A few days ago, Nicola Sottocornola asked about a problem with field extensions:
> how can I define the prime sub-field of e in my example?
> gap> Indeterminate(Rationals,"x");;
> gap> p:=UnivariatePolynomial(Rationals,[5,0,-20,0,16],1);;
> gap> e:=FieldExtension(Rationals,p);
> gap> f:=PrimeField(e);
First, I have to apologize for this bug here. The code for algebraic
extensions is comparatively old (it was implemented to check some of the
new concepts of the type system in GAP 4) and provided a method for `Field'
which was not compatible with the (newer) formal definition, namely for
`Field' to return the smallest subfield containing the elements. This is
clearly a bug and will be corrected in the next bugfix.

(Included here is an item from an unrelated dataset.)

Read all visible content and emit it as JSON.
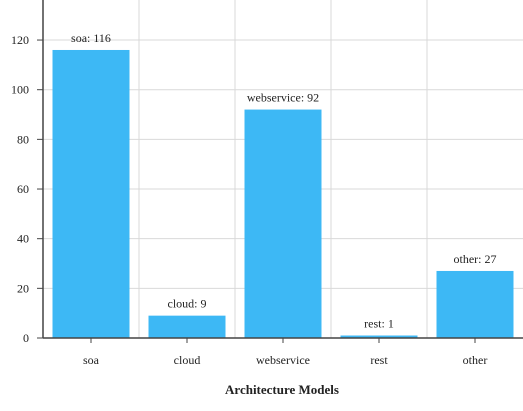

Thank you very much
for reporting it.
For the concrete problem, however, this might be of little help: At the
moment there is no functionality in GAP to construct subfields of algebraic
extensions as objects. (Your example will create an object with which nothing
can be done.)
To my knowledge there also are no plans to provide such functionality in the
Unless you are satisfied with a pure element arithmetic, you therefore might
be better off with a purely number theory system, such as PARI or KANT, both
of which are available on the web.
I'm sorry for not being able to provide more help.